Chicopee Health Department vs. Henry Parzychowski, and Chicopee Health Department vs. Joseph Mozdzanoski. FINDING, RULING AND ORDER FOR JUDGEMENT: These two cases are similar in that each defendant is alleged to be maintaining a nuisance on premises controlled by him by the keeping of bees thereon without a permit in violation of General Laws Chapter 111, Section 122.

The defendant Mozdzanoski lives at 85 Nichols Road, Chicopee, Massachusetts and maintains hives for bees at those premises. He was ordered to remove the beehives within seven days by an order dated May 22, 1986. The order was based on a regulation adopted at a meeting of the Board of Health held May 14, 1986 (Com. Ex. #2) and published in the Chicopee Herald May 22, 1986.

The defendant has continued to maintain the hives on his property.

The defendant Parzychowski lives at 63 Chester Street, Chicopee, Massachusetts and maintains hives for bees at those premises. He was ordered to remove the beehives within seven days by an order dated June 10, 1986, based on the same regulation adopted May 14, 1986.

General Laws Chapter 111, Section 31 authorizes Boards of Health to adopt "reasonable health regulations."

General Laws Chapter 111, Section 122 authorizes the Board of Health to "make regulations for the public health and safety" relative "to nuisances, sources of filth and causes of sickness - - which may be injurious to the public health."

Considering the validity of the ordinance, paragraph 3 is an attempt to exercise the power granted to the Board of Aldermen respecting the regulation and control of agriculture through zoning ordinances - General Laws Chapter 40A, Section 3.

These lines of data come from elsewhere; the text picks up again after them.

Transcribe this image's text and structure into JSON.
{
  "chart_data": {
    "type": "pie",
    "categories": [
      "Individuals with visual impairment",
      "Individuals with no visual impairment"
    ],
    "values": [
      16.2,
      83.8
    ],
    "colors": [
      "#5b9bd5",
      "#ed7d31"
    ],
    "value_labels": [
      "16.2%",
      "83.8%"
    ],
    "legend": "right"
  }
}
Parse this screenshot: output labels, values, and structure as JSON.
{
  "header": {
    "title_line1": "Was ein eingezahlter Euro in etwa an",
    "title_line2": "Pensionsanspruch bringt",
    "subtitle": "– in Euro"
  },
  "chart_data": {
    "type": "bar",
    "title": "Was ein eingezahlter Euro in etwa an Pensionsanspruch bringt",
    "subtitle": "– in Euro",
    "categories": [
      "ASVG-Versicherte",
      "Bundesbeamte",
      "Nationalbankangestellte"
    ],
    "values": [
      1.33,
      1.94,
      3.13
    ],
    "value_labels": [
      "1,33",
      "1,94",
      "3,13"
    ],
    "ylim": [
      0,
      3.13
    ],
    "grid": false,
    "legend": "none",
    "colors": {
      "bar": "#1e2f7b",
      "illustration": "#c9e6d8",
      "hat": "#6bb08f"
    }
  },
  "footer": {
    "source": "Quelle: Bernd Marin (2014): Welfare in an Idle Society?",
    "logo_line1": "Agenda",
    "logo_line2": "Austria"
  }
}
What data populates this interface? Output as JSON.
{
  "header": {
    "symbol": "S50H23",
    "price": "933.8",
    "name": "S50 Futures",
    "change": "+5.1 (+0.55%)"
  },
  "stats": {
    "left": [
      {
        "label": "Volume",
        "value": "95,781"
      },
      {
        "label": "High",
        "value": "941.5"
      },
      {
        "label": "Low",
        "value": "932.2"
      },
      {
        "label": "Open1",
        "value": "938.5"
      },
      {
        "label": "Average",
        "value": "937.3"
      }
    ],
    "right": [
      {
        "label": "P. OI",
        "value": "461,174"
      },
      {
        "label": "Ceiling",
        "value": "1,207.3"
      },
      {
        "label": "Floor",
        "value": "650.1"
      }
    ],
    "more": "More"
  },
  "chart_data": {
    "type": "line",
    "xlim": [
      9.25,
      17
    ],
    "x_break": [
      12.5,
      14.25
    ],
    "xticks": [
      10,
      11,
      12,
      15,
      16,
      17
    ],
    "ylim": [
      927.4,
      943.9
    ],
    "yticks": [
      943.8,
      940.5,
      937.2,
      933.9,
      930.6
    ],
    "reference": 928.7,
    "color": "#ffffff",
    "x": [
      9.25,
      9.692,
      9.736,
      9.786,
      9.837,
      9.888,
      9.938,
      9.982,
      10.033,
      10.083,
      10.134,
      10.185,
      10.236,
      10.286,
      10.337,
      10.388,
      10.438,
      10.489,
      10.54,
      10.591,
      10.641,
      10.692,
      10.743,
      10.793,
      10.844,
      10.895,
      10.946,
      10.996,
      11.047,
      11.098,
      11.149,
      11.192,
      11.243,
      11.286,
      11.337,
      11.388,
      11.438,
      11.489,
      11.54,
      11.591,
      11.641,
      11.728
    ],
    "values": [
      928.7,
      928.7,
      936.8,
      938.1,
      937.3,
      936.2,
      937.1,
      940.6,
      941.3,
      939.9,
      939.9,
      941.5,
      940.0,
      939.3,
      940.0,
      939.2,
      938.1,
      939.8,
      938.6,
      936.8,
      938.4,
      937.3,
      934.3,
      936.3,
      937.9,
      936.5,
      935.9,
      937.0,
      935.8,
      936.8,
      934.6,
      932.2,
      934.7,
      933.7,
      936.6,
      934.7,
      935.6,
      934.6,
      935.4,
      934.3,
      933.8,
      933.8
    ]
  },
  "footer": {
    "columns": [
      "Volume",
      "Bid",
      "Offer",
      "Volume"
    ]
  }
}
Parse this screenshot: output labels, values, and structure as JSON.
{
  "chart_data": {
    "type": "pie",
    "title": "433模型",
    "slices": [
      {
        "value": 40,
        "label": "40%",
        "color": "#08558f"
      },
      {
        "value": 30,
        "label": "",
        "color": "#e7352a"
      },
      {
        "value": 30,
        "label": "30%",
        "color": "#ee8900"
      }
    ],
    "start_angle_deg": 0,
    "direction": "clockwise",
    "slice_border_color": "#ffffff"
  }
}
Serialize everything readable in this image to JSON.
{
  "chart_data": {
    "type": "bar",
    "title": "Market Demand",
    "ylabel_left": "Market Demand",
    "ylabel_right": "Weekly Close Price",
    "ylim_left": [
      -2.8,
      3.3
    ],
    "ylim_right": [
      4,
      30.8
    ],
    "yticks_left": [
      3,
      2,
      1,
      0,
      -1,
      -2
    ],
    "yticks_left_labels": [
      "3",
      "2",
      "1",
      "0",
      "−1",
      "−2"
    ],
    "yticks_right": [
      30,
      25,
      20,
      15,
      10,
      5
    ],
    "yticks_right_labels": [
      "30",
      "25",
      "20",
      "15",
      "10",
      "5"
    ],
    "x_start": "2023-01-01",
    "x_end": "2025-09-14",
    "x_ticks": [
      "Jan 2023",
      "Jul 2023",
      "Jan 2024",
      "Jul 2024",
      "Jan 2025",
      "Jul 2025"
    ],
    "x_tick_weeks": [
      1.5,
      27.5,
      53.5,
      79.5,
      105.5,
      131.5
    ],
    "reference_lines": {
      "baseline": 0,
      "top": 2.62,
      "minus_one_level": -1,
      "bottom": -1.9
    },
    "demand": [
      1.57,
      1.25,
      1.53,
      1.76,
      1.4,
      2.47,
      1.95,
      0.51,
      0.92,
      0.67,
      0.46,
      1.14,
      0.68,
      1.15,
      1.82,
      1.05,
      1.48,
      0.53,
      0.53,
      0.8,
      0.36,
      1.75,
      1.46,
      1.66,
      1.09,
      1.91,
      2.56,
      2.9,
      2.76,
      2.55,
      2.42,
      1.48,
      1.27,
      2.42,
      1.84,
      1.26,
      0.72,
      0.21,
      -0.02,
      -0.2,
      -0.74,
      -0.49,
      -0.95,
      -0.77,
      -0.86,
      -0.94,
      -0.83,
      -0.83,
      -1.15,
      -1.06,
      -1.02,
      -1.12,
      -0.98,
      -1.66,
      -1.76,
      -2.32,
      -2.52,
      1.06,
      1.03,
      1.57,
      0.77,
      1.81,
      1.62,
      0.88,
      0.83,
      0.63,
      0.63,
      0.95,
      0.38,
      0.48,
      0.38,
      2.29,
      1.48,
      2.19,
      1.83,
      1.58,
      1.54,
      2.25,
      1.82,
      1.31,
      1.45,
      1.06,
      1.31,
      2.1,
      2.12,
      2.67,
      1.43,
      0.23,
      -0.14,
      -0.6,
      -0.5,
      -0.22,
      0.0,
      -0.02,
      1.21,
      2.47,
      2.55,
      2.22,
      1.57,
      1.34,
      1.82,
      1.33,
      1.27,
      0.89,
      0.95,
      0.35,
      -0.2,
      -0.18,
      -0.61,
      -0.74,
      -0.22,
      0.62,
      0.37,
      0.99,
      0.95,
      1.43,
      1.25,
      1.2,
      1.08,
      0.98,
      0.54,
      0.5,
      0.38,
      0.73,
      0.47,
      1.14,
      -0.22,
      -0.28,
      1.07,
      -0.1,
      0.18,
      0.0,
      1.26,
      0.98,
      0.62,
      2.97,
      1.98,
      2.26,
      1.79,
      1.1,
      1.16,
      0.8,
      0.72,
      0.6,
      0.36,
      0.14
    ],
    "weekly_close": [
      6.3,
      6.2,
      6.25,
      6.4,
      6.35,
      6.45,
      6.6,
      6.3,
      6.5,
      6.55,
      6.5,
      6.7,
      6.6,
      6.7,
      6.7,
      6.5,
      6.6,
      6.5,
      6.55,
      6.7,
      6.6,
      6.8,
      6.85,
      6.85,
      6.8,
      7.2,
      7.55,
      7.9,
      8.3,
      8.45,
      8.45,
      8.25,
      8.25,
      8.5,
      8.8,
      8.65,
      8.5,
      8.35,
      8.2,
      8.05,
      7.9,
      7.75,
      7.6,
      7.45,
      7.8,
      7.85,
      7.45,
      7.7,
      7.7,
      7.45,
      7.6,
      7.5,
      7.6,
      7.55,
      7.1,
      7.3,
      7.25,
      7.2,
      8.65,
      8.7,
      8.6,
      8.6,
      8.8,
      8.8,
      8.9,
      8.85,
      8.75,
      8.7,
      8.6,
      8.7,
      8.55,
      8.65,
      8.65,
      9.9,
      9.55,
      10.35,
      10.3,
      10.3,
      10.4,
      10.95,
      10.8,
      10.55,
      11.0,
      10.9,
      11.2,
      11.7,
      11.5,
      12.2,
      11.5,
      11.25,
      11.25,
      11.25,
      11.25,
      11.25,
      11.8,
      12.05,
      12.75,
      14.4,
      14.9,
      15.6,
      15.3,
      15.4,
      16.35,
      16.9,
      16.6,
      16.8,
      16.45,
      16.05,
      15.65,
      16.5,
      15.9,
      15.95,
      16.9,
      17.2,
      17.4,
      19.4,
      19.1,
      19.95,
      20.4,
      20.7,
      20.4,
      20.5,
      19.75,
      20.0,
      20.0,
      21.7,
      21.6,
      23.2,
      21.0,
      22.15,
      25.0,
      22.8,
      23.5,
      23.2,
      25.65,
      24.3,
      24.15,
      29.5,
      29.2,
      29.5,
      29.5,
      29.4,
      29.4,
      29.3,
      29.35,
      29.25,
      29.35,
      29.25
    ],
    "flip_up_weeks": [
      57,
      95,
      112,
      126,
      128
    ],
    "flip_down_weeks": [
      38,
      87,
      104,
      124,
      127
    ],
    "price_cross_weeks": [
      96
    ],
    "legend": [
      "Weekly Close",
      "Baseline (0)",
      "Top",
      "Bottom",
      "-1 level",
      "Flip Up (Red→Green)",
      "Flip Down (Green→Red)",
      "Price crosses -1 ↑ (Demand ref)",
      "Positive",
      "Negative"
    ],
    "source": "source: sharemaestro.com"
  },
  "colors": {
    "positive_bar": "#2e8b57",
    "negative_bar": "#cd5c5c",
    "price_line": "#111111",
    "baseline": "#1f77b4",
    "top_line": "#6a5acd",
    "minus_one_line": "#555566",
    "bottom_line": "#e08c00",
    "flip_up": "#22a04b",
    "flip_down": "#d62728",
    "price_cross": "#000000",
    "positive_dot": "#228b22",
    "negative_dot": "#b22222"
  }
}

The procedural safeguards required in adopting and amending zoning ordinances are not to be by-passed through public health regulations without compelling pubic necessity. As to paragraph #3 of the health regulation respecting bee keeping, I conclude in this form and with the background of the adoption of this regulation exceeds the power of the Board of Health to regulate an agricultural use in so broad a manner.

Paragraph #1 requires a permit.

I conclude there had been no determination by the Board of Health of the City of Chiopee that beekeeping is a pubic nuisance in the areas mentioned or a public nuisance per se in any area in the City. The requirement that all beekeepers must apply and obtain a permit is again overly broad.

I am unable to find any public nuisance in either case.

Paragraph #2 of the ordinance designates certain areas wherein beekeeping is forbidden, under any circumstances. Generally speaking beekeeping has been considered a useful and productive aspect of agriculture generally in the two articles mainly dealing with the subject. These appear in 39 A.L.R. 352 and in 88 A.L.R. 3rd 992.

Paragraph #3 proceeds on the assumption that beekeeping is a public nuisance in the areas designated. Nothing in the record of the proceeding of the Board of Health substantiates that assumption. I conclude paragraph #3 is overly broad and again an exercise of power better left with the Board of Aldermen under the zoning enabling act.

In each case I find the defendant not guilty. So entered. December 29, 1986, Edward C. Peck Jr., Presiding Justice.